Le défi est de garder l’équilibre entre la valeur et le respect de la musique contemporaine et de rejoindre un public plus large. Le milieu artistique doit se regrouper et collaborer les uns avec les autres. L’entraide entre les différents groupes de musique, de plus fréquentes collaborations entre les disciplines artistiques différentes. Si les gens du milieu artistique (toutes disciplines confondues) avaient un discours positif au sujet de la musique contemporaine, je crois que déjà nous aurons fait un grand pas.

Quelle création d'œuvre vous a le plus marquée ? Pourriez-vous nous expliquer pourquoi ?

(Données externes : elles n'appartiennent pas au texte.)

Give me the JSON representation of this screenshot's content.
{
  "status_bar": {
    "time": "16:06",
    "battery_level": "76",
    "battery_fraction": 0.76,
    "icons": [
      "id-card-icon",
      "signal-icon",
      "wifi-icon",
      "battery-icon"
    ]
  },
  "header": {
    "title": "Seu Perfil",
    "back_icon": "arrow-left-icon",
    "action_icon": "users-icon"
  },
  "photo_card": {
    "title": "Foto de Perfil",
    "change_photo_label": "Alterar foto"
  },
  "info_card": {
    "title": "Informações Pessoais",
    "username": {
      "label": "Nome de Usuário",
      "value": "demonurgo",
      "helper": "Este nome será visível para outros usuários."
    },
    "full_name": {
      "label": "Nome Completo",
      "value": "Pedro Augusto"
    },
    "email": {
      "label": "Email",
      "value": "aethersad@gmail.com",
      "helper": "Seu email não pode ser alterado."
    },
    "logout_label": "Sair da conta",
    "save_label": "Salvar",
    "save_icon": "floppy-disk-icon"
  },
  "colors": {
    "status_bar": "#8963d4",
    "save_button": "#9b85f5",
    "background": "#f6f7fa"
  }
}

Le Concerto de chambre de Ligeti. C’est une des premières œuvres que j’ai travaillées avec le Nouvel Ensemble Moderne. Tout un défi à cette époque ! Non parce qu'elle comprend plusieurs techniques contemporaines mais par la précision rythmique et l'énergie que cette œuvre demande. J’y ai mis des heures de travail et quand j’ai réalisé l'impact que cette œuvre créait, j'ai compris à quel point notre travail est important. Je dois aussi souligner les collaborations auprès de jeunes compositeurs par l'organisation de Forums offerts par le Nouvel Ensemble Moderne. Ces rencontres sont essentielles pour nous les interprètes et pour les jeunes compositeurs qui doivent être entendus. Ces contacts humains nous amènent toujours plus loin.